Please help me find a simple (geometric?) problem

Sep 01, 2012 15:12

For an example for some research I'm working on, I need to think of a problem - it can be anything, but a simple (possibly geometric) problem would be ideal - where the problem can be formulated as a number of inputs, say I_1, ..., I_n, and we are interested in several properties of the problem (outputs O_1, ..., O_m) that can be calculated from the inputs in some way.

*edit*
The important thing is that we need to have at least two outputs, say X1 and X2, and the set of inputs determining X1, say J1, and the set of inputs determining X2, say J2, have the property that J1 != J2, J1 not subset J2, and J2 not subset J1. They can intersect, but I'd like each to contain elements not in the other.

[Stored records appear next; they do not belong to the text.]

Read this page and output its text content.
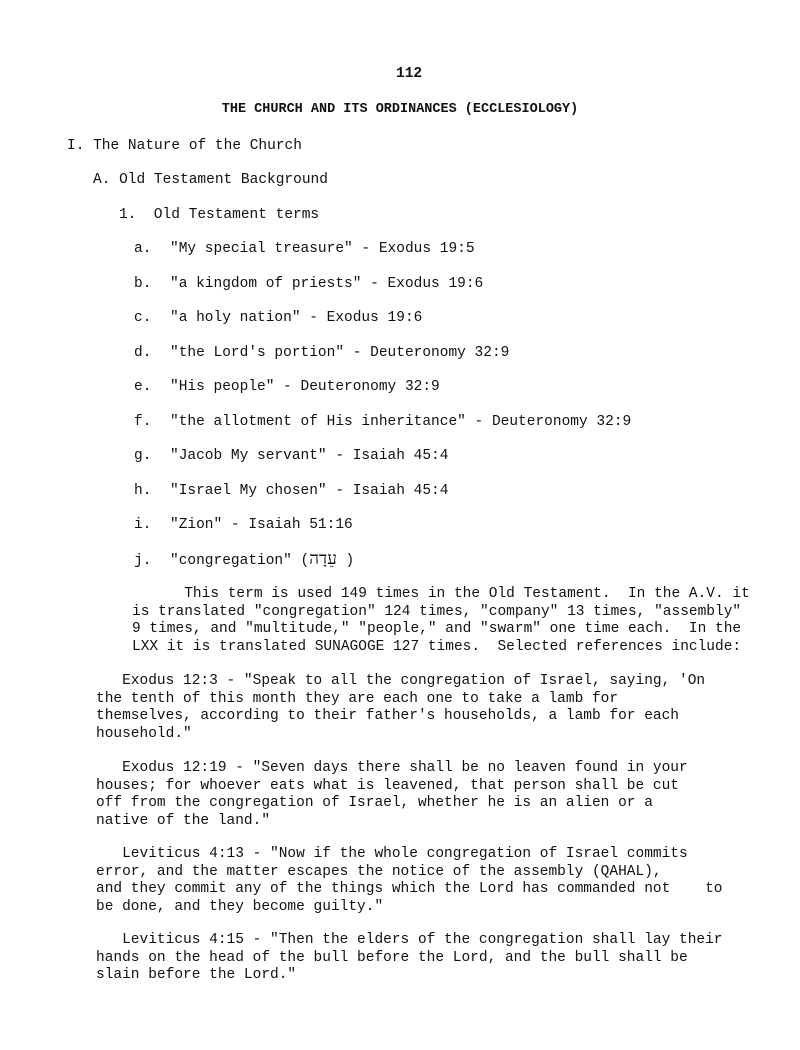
112
THE CHURCH AND ITS ORDINANCES (ECCLESIOLOGY)
I. The Nature of the Church
A. Old Testament Background
1.  Old Testament terms
a. "My special treasure" - Exodus 19:5
b. "a kingdom of priests" - Exodus 19:6
c. "a holy nation" - Exodus 19:6
d. "the Lord's portion" - Deuteronomy 32:9
e. "His people" - Deuteronomy 32:9
f. "the allotment of His inheritance" - Deuteronomy 32:9
g. "Jacob My servant" - Isaiah 45:4
h. "Israel My chosen" - Isaiah 45:4
i. "Zion" - Isaiah 51:16
j. "congregation" (עֵדָה )
This term is used 149 times in the Old Testament.  In the A.V. it
is translated "congregation" 124 times, "company" 13 times, "assembly"
9 times, and "multitude," "people," and "swarm" one time each.  In the
LXX it is translated SUNAGOGE 127 times.  Selected references include:
Exodus 12:3 - "Speak to all the congregation of Israel, saying, 'On
the tenth of this month they are each one to take a lamb for
themselves, according to their father's households, a lamb for each
household."
Exodus 12:19 - "Seven days there shall be no leaven found in your
houses; for whoever eats what is leavened, that person shall be cut
off from the congregation of Israel, whether he is an alien or a
native of the land."
Leviticus 4:13 - "Now if the whole congregation of Israel commits
error, and the matter escapes the notice of the assembly (QAHAL),
and they commit any of the things which the Lord has commanded not    to
be done, and they become guilty."
Leviticus 4:15 - "Then the elders of the congregation shall lay their
hands on the head of the bull before the Lord, and the bull shall be
slain before the Lord."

I have a few ideas, but none of them are fantastic. If there's an easily understood geometric problem that captures this behaviour nicely, that would be truly awesome :D.

Thanks, all!

A small example: polynomials over a field F, say f = a_n x^n + a_{n-1}x^{n-1} + ... + a_1 x + a_0
Inputs: a_0, ..., a_n
Output 1: derivative of f, depends on a_1, ..., a_n
Output 2: y-intercept of f, depends on a_0
(I would ideally like something more interesting than this, where there's at least one more output and some of the input dependency sets intersect.)